The tricky thing about this whole area is perspective. You have none. Items which look 100 yards away are actually half of a mile. If you have good eyes you can see something substantial on the horizon from miles away. As I traversed this lonesome freeway, I could see something in the distance. Was the the finish area of sagebrush? I had nothing to gauge its size on. I began to get excited. Maybe I could break four hours after all. If I had been able to do math at this juncture I would have know that wasn't possible. But math was out the window. My pace picked up. Sub-8 minute pace. Then the governor of my stomach said "Whoa nelly!" once again. THIS was the last walk break, damn it.

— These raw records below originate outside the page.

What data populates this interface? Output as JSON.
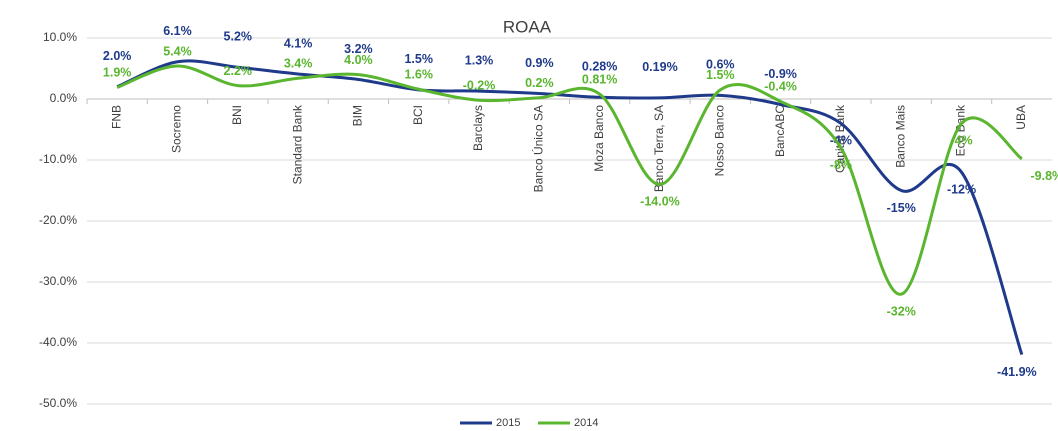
{
  "chart_data": {
    "type": "line",
    "title": "ROAA",
    "categories": [
      "FNB",
      "Socremo",
      "BNI",
      "Standard Bank",
      "BIM",
      "BCI",
      "Barclays",
      "Banco Único SA",
      "Moza Banco",
      "Banco Terra, SA",
      "Nosso Banco",
      "BancABC",
      "Capital Bank",
      "Banco Mais",
      "Eco Bank",
      "UBA"
    ],
    "series": [
      {
        "name": "2015",
        "color": "#1f3a8a",
        "values": [
          2.0,
          6.1,
          5.2,
          4.1,
          3.2,
          1.5,
          1.3,
          0.9,
          0.28,
          0.19,
          0.6,
          -0.9,
          -4,
          -15,
          -12,
          -41.9
        ],
        "value_labels": [
          "2.0%",
          "6.1%",
          "5.2%",
          "4.1%",
          "3.2%",
          "1.5%",
          "1.3%",
          "0.9%",
          "0.28%",
          "0.19%",
          "0.6%",
          "-0.9%",
          "-4%",
          "-15%",
          "-12%",
          "-41.9%"
        ]
      },
      {
        "name": "2014",
        "color": "#5ab52f",
        "values": [
          1.9,
          5.4,
          2.2,
          3.4,
          4.0,
          1.6,
          -0.2,
          0.2,
          0.81,
          -14.0,
          1.5,
          -0.4,
          -8,
          -32,
          -4,
          -9.8
        ],
        "value_labels": [
          "1.9%",
          "5.4%",
          "2.2%",
          "3.4%",
          "4.0%",
          "1.6%",
          "-0.2%",
          "0.2%",
          "0.81%",
          "-14.0%",
          "1.5%",
          "-0.4%",
          "-8%",
          "-32%",
          "-4%",
          "-9.8%"
        ]
      }
    ],
    "ylim": [
      -50,
      10
    ],
    "yticks": [
      {
        "value": -50,
        "label": "-50.0%"
      },
      {
        "value": -40,
        "label": "-40.0%"
      },
      {
        "value": -30,
        "label": "-30.0%"
      },
      {
        "value": -20,
        "label": "-20.0%"
      },
      {
        "value": -10,
        "label": "-10.0%"
      },
      {
        "value": 0,
        "label": "0.0%"
      },
      {
        "value": 10,
        "label": "10.0%"
      }
    ],
    "grid": true,
    "smooth": true,
    "legend": "bottom"
  }
}
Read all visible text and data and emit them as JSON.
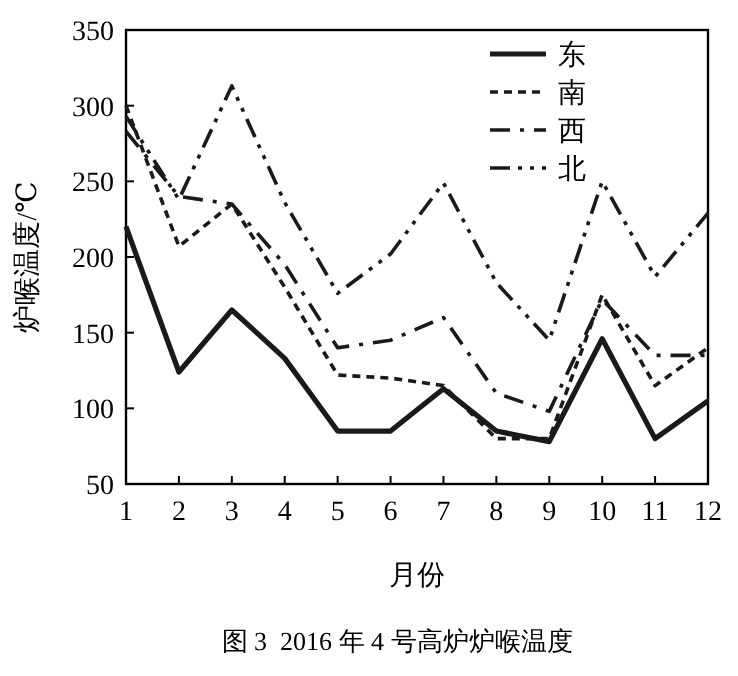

Finally, with the finish line actually being in sight this time I glanced behind me to make sure no one had snuck up on me while I was in my haze. Not a single runner was in sight. I laid on the throttle, vomit be damned, threw down a 6:49 pace and crossed the finishline. I finished in 4:12:32 for my second 50k win in as many attempts Maybe I should retire from the distance.

The next competitor would not come in until 14 minutes later and only one other runner would break five hours. The course may not have looked all the challenging but apparently it was harder than we expected. When Shannon came in breaking her PR by over half an hour, it was great icing on an already wonderful day.

As I have delineated above, there were many things that caused this race to not be what it was expected. My hat goes of and all the way to the salty ground to the organizers of this race for tirelessly working to make everything workout as smoothly as possible. I can't even go into enough detail to talk about how much they had to do to just keep their heads literally above water. This doesn't even count the salt, mud and everything else Mother Nature threw at them. A major kudos goes to all that were involved in getting this race off the ground. It was well- attended but simply amazing to me that it is not filled to the brim with more runners. With an unparalleled race visages put on by the nicest, battle-tested directors, it should be capped every year.

My gear for this race included:
Karhu Fluid3 shoes:  If the race had been on the actual salt flats I would have included IceSpike.  But with 8 miles on pavement I opted out (even though IceSpike works just fine on pavement.)
Camelbak Circuit: Now undefeated in three separate races.  Hard to get a better review than that!
Julbo Race sunglasses: I have worn these for a variety of races and they worked perfectly.
Times One GPS+: This measured the courses to be 31.0 miles. Gonna say that was pretty accurate!

Now I have to get back to thinking about next year and running the 50k on the salt.  Hopefully they will never run that course again so my record will remain ad infinitum. A boy can hope!

1 comment:

Frank Evans said...

You've been wearing the Fluid3 for a few years now. What kind of mileage have you been getting out of each pair?